La modularisation de contenus au XIXe siècle, qui consistait à préparer les images sur des supports externes à la mise en page, était semblable aux débuts du Web. Les contenus visuels et interactifs se réalisaient avec des logiciels de publication assistée par ordinateur (PAO) et étaient ensuite exportés vers le Web dans un format compressé. Les différents producteurs de solutions multimédia ont créé leurs propres plugins pour pouvoir afficher leurs formats spécifiques avec les balises <object> et <embed>. Par exemple, Macromedia Flash exportait vers le format SWF (utilisant le plugin Flash Player) et Director vers DCR (utilisant le plugin Shockwave).
Malgré le fait que les navigateurs contemporains ne supportent plus les plugins autrefois populaires comme Java, Shockwave et ActiveX, la recommandation HTML5, lancée en 2014, contient deux balises dédiées à l’affichage de contenus visuels : <canvas>, basée sur une grille de pixels et similaire dans sa logique à Director, et <svg> 2.0, spécifique aux images vectorielles et animations similaires à Flash.
Dans ce contexte, l’une des innovations graphiques apportées au Web par le datajournalisme a été la bibliothèque D3 (Data-Driven Documents). Inspiré du plug-in Flare pour Flash, initié par son directeur de thèse Jeffrey Heer en 2008 à Stanford, Mike Bostock avait développé le prédécesseur de D3, la bibliothèque Protovis, comme un projet d’étude. En 2011, il a présenté D3 à la conférence IEEE InfoVis et a rejoint le département graphique du New York Times.

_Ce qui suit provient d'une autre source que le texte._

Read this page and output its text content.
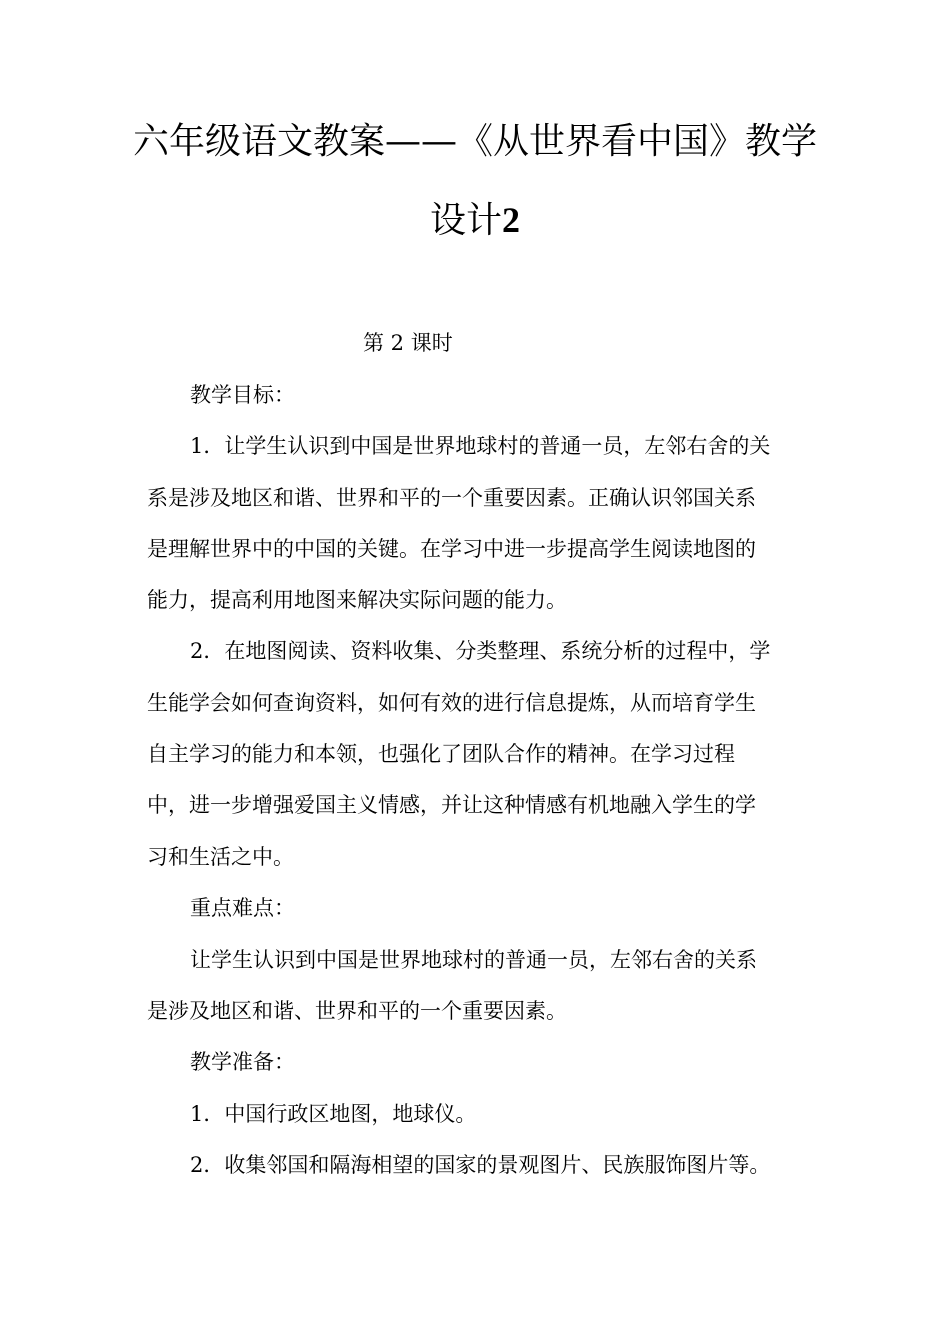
六年级语文教案——《从世界看中国》教学
设计2
第 2 课时
教学目标：
1．让学生认识到中国是世界地球村的普通一员，左邻右舍的关
系是涉及地区和谐、世界和平的一个重要因素。正确认识邻国关系
是理解世界中的中国的关键。在学习中进一步提高学生阅读地图的
能力，提高利用地图来解决实际问题的能力。
2．在地图阅读、资料收集、分类整理、系统分析的过程中，学
生能学会如何查询资料，如何有效的进行信息提炼，从而培育学生
自主学习的能力和本领，也强化了团队合作的精神。在学习过程
中，进一步增强爱国主义情感，并让这种情感有机地融入学生的学
习和生活之中。
重点难点：
让学生认识到中国是世界地球村的普通一员，左邻右舍的关系
是涉及地区和谐、世界和平的一个重要因素。
教学准备：
1．中国行政区地图，地球仪。
2．收集邻国和隔海相望的国家的景观图片、民族服饰图片等。
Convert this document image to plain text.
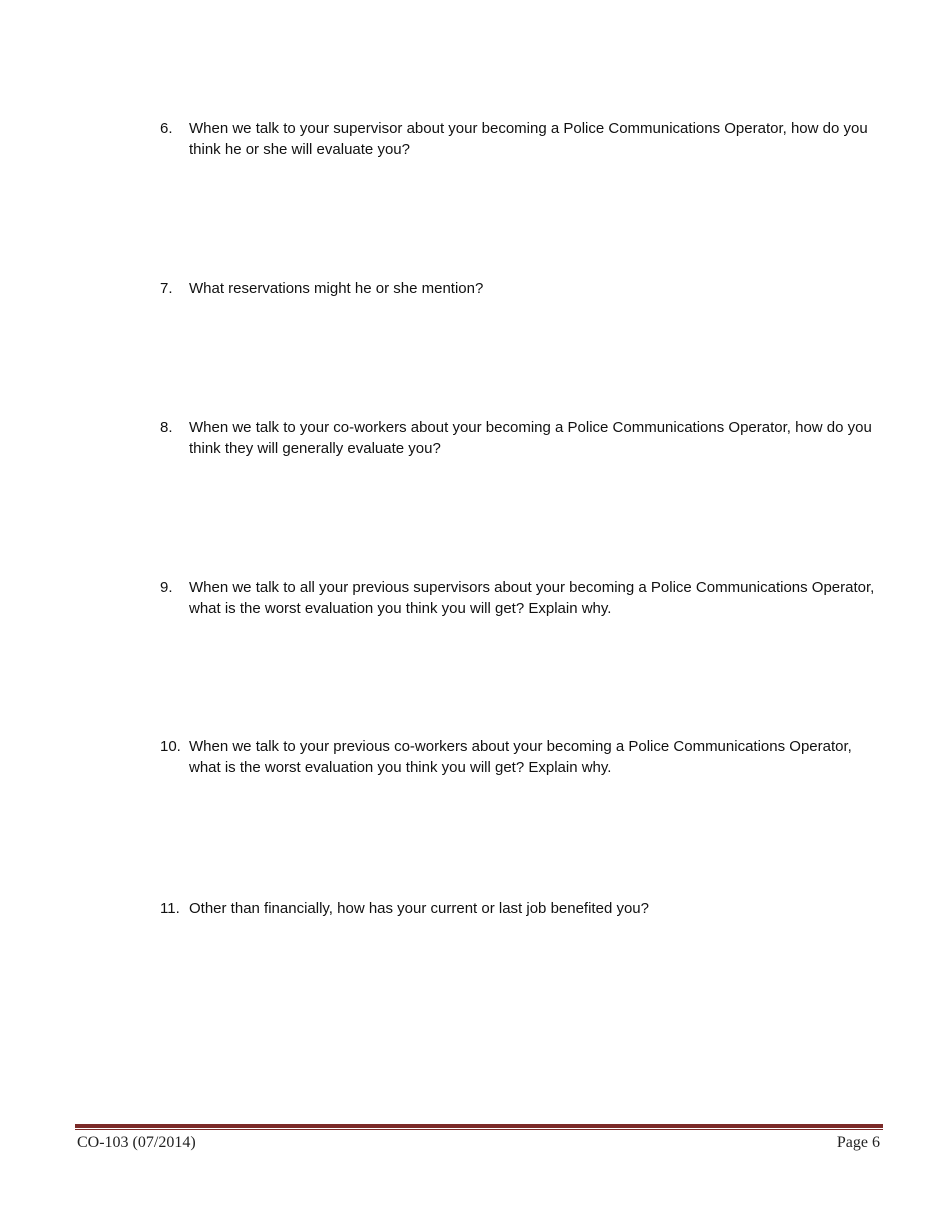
6.	When we talk to your supervisor about your becoming a Police Communications Operator, how do you think he or she will evaluate you?
7.	What reservations might he or she mention?
8.	When we talk to your co-workers about your becoming a Police Communications Operator, how do you think they will generally evaluate you?
9.	When we talk to all your previous supervisors about your becoming a Police Communications Operator, what is the worst evaluation you think you will get? Explain why.
10. When we talk to your previous co-workers about your becoming a Police Communications Operator, what is the worst evaluation you think you will get? Explain why.
11. Other than financially, how has your current or last job benefited you?
CO-103 (07/2014)	Page 6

D3 doit sa popularité à l’efficacité de manipulation d’éléments <svg> à l’aide de Javascript. En outre, il permet l’utilisation de divers algorithmes de visualisation de données, ces dernières structurées au format CSV et JSON. Enfin, la bibliothèque a toujours été un projet ouvert et libre. Au sens large, on peut dire que D3 a catapulté l’usage de <svg> comme support graphique pour le design d’infographies sur le Web.
Dans le panorama actuel du Web, les navigateurs fonctionnent en même temps comme support graphique et comme plateforme de production. Il existe une large gamme de logiciels sous forme de webapps dédiés au traitement de données et leur représentation graphique, entre autres : Google Maps (2005), Datawrapper (2012), RAWGraphs (2013) et Tableau Online (2013). D’un autre côté, les éléments HTML5 <canvas>, <video>, <audio> et <embed>, de la main avec des bibliothèques comme jQuery, constituent les supports graphiques de facto pour les reportages interactifs et les récits de données. D’autres technologies, mises à jour à partir de 2017 (CSS3, WebGL 2.0, WebRTC, Web Audio API), visent à exploiter la visualisation et interactivité 3D, les environnements immersifs et la réalité augmentée.
4. Journalisme graphique
À partir de notre chronologie d’innovations techniques, nous pouvons aborder maintenant quelques passages de l’évolution des représentations graphiques dans la presse.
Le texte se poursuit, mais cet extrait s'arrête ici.